While 94% of retail marketers believe that their company truly embodies customer obsession, only 18% are seeing the revenue growth they expected from those efforts, according to a survey from Listrak and Forrester Consulting. Retailers are leveraging new features and functionalities to achieve greater efficiency (63%), better innovation (58%) and improved customer satisfaction scores (49%), but many are not seeing tangible bottom-line benefits from these investments.
When it comes to investing in marketing technology (martech), only 22% of retailers prioritize whether it can improve business outcomes, such as higher customer lifetime value (CLV), revenue growth, acquisition, engagement and conversion.
“Over and over again, we see retailers and brands that sell direct not treating their customers any differently than they would someone that’s never bought from them before,” said Ross Kramer, CEO of Listrak in an interview with Retail TouchPoints. “If you want to drive business outcomes, you have to understand your customer groups on an individual level. The technology is mature. It’s not like the features don’t exist, but we don’t see them implemented in a broad way.”
Instead, retailers more often classify the following criteria as very important to the success of their marketing investments:
- Scalability (43%);
- Training and support (35%); and
- Features/functionality (30%).
Forrester surveyed 200 North American e-Commerce and marketing decision makers from retail organizations, with revenues ranging from $100 million to $5 billion. The retailers in the study fell into three groups:
- 32% were labeled Customer-Novice (the weakest);
- 37.5% were labeled Customer-Focused (those in the middle that are making progress),
- 30.5% were labeled Customer-Centric (those that are customer-obsessed).
Think It’s Easy To Tie Features To Business Outcomes?
As many as 84% of retailers say it is somewhat or very easy to tie features to business outcomes, but only half say they measure the most basic metric of incremental performance (or lift). This suggests a worrying issue: retailers may only think it’s easy to tie features to outcomes, because they are not correctly measuring outcomes.

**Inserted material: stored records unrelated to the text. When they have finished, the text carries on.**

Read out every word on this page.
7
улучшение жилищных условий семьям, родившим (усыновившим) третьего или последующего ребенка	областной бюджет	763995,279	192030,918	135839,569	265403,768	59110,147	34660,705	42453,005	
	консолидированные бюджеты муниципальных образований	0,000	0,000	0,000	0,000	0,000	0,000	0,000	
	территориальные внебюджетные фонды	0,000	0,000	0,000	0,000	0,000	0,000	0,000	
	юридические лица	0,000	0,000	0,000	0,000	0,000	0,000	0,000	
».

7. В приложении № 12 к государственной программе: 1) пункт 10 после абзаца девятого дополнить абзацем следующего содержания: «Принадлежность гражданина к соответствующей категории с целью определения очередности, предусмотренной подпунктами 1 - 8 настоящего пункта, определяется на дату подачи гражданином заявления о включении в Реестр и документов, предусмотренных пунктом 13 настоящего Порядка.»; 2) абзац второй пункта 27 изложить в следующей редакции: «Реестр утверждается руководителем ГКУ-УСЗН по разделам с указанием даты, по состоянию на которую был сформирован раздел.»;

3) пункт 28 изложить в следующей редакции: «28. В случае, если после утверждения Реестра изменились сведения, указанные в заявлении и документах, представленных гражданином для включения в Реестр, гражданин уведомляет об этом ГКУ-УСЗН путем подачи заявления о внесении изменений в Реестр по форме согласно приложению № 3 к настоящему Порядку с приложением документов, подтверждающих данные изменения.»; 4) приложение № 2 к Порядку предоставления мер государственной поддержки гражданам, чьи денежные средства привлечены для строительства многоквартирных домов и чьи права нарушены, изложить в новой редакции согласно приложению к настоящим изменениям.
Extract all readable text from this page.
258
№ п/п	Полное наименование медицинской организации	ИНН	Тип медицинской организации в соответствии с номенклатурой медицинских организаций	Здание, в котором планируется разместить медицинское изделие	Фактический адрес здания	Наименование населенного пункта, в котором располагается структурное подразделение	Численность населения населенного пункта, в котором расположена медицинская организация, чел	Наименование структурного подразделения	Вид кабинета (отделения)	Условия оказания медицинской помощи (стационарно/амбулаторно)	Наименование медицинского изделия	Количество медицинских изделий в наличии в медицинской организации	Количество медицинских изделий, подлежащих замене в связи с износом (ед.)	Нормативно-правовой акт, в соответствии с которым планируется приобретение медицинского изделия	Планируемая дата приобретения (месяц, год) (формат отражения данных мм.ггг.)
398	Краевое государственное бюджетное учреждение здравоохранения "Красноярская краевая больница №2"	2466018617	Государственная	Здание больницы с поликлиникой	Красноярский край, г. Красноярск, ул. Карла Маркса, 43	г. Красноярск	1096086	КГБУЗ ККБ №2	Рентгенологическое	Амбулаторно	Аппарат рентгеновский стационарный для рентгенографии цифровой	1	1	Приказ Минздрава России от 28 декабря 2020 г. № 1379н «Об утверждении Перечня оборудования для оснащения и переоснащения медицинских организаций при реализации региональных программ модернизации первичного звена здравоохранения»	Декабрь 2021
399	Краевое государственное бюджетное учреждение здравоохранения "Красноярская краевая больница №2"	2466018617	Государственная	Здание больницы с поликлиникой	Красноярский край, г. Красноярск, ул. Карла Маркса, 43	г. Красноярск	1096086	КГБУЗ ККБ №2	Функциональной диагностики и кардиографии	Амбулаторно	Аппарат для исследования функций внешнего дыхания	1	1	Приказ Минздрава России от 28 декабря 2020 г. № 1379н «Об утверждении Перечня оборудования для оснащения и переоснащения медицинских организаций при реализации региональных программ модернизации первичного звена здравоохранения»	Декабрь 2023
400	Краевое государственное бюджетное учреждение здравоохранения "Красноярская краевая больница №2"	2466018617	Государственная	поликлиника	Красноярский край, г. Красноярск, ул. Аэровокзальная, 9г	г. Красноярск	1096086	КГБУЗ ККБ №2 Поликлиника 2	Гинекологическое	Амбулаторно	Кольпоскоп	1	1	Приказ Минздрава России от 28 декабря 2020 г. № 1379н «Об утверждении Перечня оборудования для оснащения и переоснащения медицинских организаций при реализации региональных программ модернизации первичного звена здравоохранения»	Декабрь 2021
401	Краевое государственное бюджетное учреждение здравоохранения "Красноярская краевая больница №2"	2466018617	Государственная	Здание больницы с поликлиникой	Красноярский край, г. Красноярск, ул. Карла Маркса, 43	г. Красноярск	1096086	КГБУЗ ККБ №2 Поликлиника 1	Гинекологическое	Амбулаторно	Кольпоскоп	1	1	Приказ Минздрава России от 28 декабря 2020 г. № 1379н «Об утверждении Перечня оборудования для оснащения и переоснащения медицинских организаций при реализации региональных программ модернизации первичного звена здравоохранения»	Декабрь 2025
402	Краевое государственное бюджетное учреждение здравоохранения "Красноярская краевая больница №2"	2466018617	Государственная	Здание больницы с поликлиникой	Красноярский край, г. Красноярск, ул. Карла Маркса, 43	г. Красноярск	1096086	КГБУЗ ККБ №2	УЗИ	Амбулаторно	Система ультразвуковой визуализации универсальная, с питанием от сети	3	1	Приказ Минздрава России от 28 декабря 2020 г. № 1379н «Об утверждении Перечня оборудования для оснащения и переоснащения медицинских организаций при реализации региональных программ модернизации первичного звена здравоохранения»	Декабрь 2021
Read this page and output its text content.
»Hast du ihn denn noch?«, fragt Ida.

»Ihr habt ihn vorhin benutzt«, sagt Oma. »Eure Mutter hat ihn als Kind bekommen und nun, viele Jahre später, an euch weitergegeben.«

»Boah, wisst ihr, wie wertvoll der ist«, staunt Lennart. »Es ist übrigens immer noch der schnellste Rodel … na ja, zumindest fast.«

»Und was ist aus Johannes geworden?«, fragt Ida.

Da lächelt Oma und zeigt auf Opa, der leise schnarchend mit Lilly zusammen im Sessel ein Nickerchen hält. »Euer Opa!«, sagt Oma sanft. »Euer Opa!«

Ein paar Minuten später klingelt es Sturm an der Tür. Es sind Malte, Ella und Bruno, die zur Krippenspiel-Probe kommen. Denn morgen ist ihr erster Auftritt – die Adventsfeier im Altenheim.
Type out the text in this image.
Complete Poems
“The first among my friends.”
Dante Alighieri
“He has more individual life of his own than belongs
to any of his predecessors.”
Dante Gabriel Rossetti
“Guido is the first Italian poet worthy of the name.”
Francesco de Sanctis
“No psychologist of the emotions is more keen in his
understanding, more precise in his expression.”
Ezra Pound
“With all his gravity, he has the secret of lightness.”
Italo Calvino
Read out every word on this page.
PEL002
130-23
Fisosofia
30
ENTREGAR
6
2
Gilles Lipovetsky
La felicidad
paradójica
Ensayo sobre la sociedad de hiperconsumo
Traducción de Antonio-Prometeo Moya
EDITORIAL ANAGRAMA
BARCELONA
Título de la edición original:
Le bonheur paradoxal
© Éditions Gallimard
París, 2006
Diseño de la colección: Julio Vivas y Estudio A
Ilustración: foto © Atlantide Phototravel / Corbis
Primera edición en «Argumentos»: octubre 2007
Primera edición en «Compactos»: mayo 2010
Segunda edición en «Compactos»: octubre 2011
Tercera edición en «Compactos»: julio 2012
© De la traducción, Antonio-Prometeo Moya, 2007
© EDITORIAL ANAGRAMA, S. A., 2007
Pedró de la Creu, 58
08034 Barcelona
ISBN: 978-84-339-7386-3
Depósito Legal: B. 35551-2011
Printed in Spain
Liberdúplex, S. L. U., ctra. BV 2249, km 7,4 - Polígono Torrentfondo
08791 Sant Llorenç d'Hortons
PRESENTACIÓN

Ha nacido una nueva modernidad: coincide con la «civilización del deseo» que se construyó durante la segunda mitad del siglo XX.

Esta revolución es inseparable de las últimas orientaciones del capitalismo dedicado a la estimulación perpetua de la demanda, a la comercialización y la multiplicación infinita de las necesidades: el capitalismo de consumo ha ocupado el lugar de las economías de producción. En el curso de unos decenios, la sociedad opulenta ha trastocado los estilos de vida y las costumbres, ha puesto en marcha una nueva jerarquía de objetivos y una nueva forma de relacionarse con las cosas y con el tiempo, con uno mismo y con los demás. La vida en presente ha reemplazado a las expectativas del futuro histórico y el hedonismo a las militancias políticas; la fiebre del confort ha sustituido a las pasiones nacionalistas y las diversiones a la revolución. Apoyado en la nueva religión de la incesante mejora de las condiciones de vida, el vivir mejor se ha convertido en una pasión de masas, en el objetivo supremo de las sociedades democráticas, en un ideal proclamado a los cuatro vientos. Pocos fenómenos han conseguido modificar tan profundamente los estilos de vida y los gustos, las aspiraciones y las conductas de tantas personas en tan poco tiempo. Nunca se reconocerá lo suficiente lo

“Perhaps it’s more difficult to tie a feature to a specific outcome,” Kramer said, adding that retailers often lack the resources or skill sets to execute effectively. “Is your team capable of implementing these features? If they’re not, which is often the case because teams are so small, then you have to rely on the partnership of the vendor to drive business results. If you are thinking you can pay for a feature and expect business outcomes, you’re really in for an unfortunate experience.”
In conducting this study, Listrak sought to understand the origins of the disconnect between retailers’ customer-obsessed marketing efforts and their actual business outcomes, particularly as it pertains to the evaluation, purchase and utilization of martech.
Most Retailers Admit They Would Redo Martech Strategy
If retail marketers knew now what they did when deploying martech capabilities, 60% say they would set up a better strategy to measure its success. Retailers also would:
- Set up a specialized or centralized team to manage the complexity (49%);
- Discuss desired business outcomes with their vendor (46%);
- Place a greater emphasis on business outcomes over functionality (43%); and
- Ask for more support from their vendor (36%).
“It comes down to relationships,” Kramer said. “It’s within the retail organization; it’s leaders having excellent relationships with their staff so that expectations are aligned, in terms of new customers, revenue growth and contribution from former customers. In order for us to get growth, we need X amount of contribution from customers that we don’t already have, and we need Y amount of contribution from customers that we already do. From there, it’s relationships and partnerships with your technology and marketing partners in order to achieve those goals.”